É este o mistério do Santo Natal! Tenhamos o cuidado de não parar nas
aparências, de não ficarmos somente na meiga cena do Menino, com a Virgem e são
José! Este Menino é o Emanuel, o Deus-conosco! Este Menino veio como sinal de
contradição, pois diante dele ninguém pode ser indiferente: ou se o acolhe, ou
se o rejeita: “A Palavra estava no mundo, e o mundo foi feito por meio
dela, mas o mundo não quis conhece-la. Veio para o que era seu, e os seus não a
acolheram.
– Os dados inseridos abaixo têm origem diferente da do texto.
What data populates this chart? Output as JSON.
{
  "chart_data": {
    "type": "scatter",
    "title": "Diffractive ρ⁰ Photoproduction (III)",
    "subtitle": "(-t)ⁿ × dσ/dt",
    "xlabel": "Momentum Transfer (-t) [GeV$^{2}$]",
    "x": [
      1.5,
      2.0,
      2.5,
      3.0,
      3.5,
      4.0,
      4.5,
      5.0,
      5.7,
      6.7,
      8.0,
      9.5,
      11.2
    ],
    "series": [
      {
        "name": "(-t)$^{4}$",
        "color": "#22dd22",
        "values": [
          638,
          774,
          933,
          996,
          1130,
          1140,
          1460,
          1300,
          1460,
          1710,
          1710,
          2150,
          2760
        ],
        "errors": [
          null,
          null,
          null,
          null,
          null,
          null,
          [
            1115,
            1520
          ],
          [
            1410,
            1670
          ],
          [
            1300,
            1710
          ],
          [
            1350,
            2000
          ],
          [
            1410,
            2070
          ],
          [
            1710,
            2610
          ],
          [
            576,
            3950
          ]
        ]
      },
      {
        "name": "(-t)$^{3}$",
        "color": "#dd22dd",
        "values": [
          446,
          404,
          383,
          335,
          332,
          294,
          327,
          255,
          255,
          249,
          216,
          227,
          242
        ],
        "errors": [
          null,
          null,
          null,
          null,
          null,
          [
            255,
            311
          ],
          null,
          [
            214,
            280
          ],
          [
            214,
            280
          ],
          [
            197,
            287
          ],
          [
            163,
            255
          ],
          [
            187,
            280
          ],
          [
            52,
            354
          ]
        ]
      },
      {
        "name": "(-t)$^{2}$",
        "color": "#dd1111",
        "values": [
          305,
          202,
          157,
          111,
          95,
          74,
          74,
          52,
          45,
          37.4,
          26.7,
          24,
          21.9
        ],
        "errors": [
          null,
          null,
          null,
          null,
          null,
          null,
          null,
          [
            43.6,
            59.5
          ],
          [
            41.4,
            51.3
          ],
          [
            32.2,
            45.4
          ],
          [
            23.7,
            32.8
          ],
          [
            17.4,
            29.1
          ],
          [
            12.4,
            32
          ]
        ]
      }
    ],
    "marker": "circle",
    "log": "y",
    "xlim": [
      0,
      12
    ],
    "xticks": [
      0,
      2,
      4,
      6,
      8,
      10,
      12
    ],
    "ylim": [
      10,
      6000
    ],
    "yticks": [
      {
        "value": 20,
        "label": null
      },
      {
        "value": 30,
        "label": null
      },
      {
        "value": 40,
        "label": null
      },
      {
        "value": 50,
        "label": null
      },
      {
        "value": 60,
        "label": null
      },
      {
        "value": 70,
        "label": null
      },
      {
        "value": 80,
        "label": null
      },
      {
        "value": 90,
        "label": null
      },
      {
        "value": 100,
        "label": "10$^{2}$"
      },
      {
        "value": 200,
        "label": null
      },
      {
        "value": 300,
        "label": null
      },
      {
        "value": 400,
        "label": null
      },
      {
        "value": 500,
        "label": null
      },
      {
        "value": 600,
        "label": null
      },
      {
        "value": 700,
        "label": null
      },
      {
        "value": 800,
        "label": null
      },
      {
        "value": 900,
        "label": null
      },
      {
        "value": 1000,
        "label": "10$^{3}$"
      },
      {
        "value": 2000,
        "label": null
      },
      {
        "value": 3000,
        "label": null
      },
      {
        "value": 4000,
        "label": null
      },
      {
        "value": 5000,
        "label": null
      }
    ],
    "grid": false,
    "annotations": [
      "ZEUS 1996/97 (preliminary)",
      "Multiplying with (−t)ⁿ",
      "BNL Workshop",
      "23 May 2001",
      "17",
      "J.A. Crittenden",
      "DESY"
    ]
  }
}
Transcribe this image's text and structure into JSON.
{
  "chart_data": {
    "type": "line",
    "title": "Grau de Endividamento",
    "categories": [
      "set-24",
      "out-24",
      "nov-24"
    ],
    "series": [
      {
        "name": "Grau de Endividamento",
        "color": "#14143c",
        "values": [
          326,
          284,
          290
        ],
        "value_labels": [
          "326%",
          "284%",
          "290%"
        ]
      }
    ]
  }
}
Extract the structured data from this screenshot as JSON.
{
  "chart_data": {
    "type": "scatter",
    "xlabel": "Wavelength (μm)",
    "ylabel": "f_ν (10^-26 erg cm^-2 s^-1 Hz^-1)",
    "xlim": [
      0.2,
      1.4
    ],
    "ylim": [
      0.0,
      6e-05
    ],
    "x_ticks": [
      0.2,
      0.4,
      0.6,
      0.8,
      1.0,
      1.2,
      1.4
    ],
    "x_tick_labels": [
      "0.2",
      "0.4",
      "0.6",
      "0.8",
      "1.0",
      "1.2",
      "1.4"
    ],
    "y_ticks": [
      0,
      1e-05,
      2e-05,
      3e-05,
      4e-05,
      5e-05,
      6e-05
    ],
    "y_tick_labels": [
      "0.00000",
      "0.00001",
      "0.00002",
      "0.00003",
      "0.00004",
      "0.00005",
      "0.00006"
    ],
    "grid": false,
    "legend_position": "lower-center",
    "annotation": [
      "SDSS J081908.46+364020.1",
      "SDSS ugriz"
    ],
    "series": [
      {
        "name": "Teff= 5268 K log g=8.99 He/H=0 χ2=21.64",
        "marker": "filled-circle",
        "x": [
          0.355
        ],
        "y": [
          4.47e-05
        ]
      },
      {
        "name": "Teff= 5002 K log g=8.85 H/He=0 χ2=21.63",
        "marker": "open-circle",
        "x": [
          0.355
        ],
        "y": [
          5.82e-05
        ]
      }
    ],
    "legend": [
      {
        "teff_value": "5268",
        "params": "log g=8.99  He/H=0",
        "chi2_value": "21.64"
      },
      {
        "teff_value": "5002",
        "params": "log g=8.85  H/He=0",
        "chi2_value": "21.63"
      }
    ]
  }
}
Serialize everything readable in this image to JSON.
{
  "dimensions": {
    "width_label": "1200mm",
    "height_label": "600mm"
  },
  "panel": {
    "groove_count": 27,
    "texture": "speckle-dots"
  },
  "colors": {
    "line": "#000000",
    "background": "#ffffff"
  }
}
Mas, a todos os que a acolheram, deram a capacidade de se tornarem
filhos de Deus…” Pois bem: acolhamo-la, a Palavra que se fez Menino, Filho
que nos foi dado! Se o acolhermos de verdade, na pobreza do dia-a-dia, no
esforço de uma vida santa, então poderemos cantar com o salmista: “Cantai
ao Senhor Deus um canto novo, porque ele fez prodígios! O Senhor fez conhecer a
salvação, e às nações, sua justiça. Os confins do universo contemplaram a
salvação do nosso Deus. Aclamai o Senhor Deus, ó terra inteira, alegrai-vos e
exultai!”
Vamos todos! Sejamos testemunhas da graça deste dia, da novidade desta
festa. E cumpram-se em nós as palavras da Escritura na leitura da missa de
hoje: “Como são belos, sobre os montes, os pés do mensageiro que
anuncia a paz, de quem anuncia o bem e prega a salvação e diz a Sião: o teu
Deus reina! O Senhor consolou o seu povo! O Senhor desnudou seu santo braço aos
olhos de todas as nações; todos os confins da terra hão dever a salvação que
vem do nosso Deus”. Sejamos mensageiros dessa paz, dessa boa nova, sejamos
testemunhas do Menino, irradiemos a graça do Santo Natal! Amém.